A distorção dos juros e do câmbio não nasceu de uma hora para outra, nem pode ser corrigida de repente, dadas suas dimensões e prováveis efeitos sobre expectativas. Mas ela chegou ao ponto em que chegou por causa das sucessivas e preciosas oportunidades perdidas desde que sobreveio a bonança nas contas comerciais do país, coincidindo com o começo do governo Lula. A partir daí o Banco Central, com o beneplácito do presidente da República, que ficou encantado com o populismo cambial caído dos céus, lambuzou-se de erros.
O maior equívoco deu-se durante a crise internacional da virada de 2008/2009, quando a atividade econômica se retraiu, a inflação desabou e o câmbio se desvalorizou sem pressionar os preços. Mesmo assim a taxa de juros brasileira, que foi aumentada nas vésperas da quebra do Lehman Brothers, manteve-se no mesmo nível durante os quatro meses seguintes.
Teria sido o melhor momento para ajustar a economia a um regime monetário-cambial menos perverso do ponto de vista da competitividade, do emprego e das contas públicas. Em vez disso, porém, o governo preferiu abusar da lambança fiscal como instrumento de defesa do nível de atividade econômica e de demagogia eleitoral.
Saímos daquela crise como campeões mundiais absolutos da taxa real de juros e com o câmbio em acelerada revalorização.
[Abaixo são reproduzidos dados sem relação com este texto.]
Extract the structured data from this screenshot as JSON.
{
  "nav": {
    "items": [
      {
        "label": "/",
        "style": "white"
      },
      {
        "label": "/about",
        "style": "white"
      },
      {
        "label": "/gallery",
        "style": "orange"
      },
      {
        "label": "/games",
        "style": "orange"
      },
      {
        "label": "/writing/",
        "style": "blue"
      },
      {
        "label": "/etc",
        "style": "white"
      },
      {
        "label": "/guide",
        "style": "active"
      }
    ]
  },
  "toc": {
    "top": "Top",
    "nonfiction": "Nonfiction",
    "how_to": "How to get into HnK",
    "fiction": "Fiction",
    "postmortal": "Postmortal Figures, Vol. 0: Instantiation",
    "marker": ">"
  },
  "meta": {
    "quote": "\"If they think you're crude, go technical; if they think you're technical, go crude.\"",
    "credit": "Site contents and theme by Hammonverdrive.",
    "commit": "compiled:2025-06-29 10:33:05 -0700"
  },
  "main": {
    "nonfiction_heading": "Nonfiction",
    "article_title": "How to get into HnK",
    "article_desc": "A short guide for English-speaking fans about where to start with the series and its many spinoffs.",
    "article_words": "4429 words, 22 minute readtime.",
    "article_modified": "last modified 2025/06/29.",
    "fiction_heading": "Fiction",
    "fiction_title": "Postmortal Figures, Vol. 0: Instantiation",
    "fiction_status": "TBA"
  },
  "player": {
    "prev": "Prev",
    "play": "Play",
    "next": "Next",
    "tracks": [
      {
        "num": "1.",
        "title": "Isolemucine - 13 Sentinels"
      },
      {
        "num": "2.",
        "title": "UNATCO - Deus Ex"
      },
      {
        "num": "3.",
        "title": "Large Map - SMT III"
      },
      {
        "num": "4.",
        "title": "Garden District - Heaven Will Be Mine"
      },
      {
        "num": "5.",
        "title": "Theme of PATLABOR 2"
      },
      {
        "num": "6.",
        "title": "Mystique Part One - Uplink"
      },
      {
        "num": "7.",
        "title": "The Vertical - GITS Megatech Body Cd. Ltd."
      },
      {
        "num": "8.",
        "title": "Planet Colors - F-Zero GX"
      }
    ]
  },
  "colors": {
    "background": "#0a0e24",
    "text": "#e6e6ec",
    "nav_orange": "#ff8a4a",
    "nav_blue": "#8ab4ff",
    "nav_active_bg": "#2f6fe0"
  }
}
Aliás, é curioso como figuras ilustres que à época aplaudiram a suposta “prudência” do BC, reconhecem, hoje, que o país perdeu uma grande oportunidade.
Voltando à questão central destas notas: não vai ser fácil administrar o esquema de incentivo tributário segundo índices mínimos de nacionalização da produção automobilística (que inclui todo o setor de autopeças), até em razão da fraqueza do ministério do Desenvolvimento e do estilo clientelista do petismo governamental.
De fato, como disse acima, sendo incapaz de livrar-se da herança maldita do governo Lula na gestão macroeconômica, e sem ter sequer noções claras a respeito do que seria uma verdadeira política industrial, o atual governo procura atuar sobre suas consequências, com todos os apreciávies custos políticos, econômicos e as incertezas jurídicas que isso acarreta.